Em abril, eles apresentaram a primeira minuta de um novo programa de interrogatório à CIA, e propuseram a criação de uma nova "instalação de exploração" de prisioneiros. A minuta já incluía alguns dos métodos que desde então foram descobertos pela imprensa, incluindo privação do sono, uso da violência física e waterboarding. Segundo uma pessoa que à época estava envolvida com o programa, tanto Mitchell quanto Jessen estavam ansiosos para participar da guerra contra o terror como assessores da CIA. E a CIA? Segundo o informante, a agência buscava justificativas científicas e psicológicas para aquilo que pretendia fazer.
Faisalabad, Paquistão, 28 de março de 2002
Às duas da madrugada, agentes do Birô Federal de Investigação (FBI) e unidades da polícia paquistanesa invadiram uma casa de dois andares nos arredores da cidade, prendendo Abu Zubaydah, um especialista em logística da Al Qaeda. Os norte-americanos fizeram o seu mais importante prisioneiro até hoje. À época, eles acreditavam que Abu Zubaydah era o número quatro na hierarquia da Al Qaeda.
A prisão de Abu Zubaydah foi motivo de grande nervosismo em Washington. "Agora que tínhamos uma fonte indubitável nas nossas mãos - o mais graduado membro da Al Qaeda até então capturado - abrimos discussões no seio do Conselho de Segurança Nacional a respeito de como lidar com ele, já que a prisão e o interrogatório de um grande número de agentes da Al Qaeda nunca foi parte do nosso plano", escreveu mais tarde nas suas memórias o ex-diretor da CIA, George Tenet. "Nós perguntávamos o que poderíamos fazer legitimamente para obter as informações".

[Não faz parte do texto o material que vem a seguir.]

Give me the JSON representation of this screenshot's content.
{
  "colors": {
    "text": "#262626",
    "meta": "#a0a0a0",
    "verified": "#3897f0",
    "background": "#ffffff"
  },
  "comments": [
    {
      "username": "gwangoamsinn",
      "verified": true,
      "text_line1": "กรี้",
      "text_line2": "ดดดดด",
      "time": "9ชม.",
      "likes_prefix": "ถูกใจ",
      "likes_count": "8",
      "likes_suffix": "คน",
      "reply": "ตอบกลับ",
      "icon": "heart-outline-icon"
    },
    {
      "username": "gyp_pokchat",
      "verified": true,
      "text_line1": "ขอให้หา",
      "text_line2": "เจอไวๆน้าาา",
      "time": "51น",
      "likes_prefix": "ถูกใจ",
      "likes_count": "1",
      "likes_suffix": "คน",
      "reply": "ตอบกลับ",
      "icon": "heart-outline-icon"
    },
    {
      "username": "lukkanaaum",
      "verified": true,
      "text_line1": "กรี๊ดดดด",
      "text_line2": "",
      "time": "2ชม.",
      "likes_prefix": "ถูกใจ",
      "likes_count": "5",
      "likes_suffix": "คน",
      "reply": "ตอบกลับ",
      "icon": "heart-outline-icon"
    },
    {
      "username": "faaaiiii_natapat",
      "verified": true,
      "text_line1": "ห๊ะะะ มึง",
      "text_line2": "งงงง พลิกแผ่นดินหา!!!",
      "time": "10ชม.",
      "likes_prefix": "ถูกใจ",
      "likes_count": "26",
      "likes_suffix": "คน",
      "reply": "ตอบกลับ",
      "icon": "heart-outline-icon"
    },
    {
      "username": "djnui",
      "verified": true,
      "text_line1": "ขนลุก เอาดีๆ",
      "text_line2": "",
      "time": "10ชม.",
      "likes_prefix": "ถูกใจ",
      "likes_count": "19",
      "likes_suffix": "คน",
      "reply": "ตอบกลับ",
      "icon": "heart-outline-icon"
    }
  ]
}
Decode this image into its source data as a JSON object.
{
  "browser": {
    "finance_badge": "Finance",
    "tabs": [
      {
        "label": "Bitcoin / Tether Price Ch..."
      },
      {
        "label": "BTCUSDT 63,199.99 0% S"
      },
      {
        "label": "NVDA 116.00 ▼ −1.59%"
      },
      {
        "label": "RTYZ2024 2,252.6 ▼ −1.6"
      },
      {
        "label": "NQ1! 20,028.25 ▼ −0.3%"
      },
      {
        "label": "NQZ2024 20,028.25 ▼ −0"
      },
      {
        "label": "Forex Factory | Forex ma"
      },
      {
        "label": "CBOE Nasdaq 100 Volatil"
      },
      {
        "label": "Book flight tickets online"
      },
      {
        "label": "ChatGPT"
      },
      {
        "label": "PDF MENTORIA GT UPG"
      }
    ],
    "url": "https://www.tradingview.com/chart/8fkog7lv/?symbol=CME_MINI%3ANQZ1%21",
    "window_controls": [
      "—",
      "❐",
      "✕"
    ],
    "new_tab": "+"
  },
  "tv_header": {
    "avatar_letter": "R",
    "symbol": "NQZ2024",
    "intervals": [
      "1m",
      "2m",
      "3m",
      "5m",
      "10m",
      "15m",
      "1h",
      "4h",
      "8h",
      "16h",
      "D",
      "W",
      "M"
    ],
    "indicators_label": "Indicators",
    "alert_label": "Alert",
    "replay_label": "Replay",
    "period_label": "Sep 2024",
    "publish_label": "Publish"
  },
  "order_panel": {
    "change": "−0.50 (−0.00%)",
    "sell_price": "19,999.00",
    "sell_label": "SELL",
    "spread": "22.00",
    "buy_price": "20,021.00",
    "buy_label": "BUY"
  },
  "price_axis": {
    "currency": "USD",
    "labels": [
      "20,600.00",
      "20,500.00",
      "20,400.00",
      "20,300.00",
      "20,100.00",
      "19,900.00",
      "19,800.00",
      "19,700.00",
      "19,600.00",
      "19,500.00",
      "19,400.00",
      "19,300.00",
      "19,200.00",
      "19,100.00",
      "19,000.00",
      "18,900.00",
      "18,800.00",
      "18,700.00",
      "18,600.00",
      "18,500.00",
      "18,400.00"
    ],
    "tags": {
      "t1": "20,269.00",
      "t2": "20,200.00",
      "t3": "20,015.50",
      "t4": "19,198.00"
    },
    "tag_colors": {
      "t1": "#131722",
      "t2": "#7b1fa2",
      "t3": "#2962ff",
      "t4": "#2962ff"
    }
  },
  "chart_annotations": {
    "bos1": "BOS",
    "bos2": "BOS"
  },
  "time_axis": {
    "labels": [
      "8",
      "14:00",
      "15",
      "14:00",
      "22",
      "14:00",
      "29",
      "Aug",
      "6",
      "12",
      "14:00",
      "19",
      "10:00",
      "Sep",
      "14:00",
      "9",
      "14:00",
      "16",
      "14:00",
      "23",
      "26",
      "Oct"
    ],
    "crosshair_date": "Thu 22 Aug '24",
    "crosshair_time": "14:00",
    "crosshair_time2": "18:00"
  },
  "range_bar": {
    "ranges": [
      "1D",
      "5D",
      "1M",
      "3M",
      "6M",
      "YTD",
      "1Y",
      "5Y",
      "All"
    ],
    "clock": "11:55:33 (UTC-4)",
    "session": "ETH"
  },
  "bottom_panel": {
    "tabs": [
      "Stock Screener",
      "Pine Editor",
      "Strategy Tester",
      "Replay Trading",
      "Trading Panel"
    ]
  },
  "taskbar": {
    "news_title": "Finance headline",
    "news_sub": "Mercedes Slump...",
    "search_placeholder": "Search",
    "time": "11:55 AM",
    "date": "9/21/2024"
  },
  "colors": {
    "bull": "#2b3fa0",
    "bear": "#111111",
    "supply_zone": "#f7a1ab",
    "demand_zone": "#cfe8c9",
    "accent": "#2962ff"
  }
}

Vários reuniões e apresentações se seguiram. Delas participaram Bush, o vice-presidente Dick Cheney, a assessora de Segurança Nacional, Condoleezza Rice, o diretor da CIA, Tenet, e o seu vice. Tenet explicou que, após um estudo cuidadoso, a CIA concluiu que só havia uma forma de obter de militantes fanáticos da Al Qaeda detalhes sobre os futuros planos da organização terrorista: a utilização dos métodos do SERE. Tenet garantiu ao grupo que essas práticas de interrogatório já haviam sido testadas no treinamento de milhares de norte-americanos.
Mas alguém deveria ter dito aos políticos de Washington algo a respeito das várias advertências que o Departamento de Defesa recebeu de meia dúzia de instrutores do SERE. Em uma carta escrita em dezembro, o tenente-coronel da força aérea Daniel Baumgartner, que supervisionava os treinamentos do SERE, já havia pedido que os métodos do programa não fossem utilizados nos interrogatórios. Baumgartner observou que eles eram "menos confiáveis" e poderiam, na verdade, gerar o efeito oposto daquele desejado, ou seja, aumentar a resistência dos prisioneiros. Ele também advertiu que haveria "uma reação popular e política intolerável quando isso fosse descoberto".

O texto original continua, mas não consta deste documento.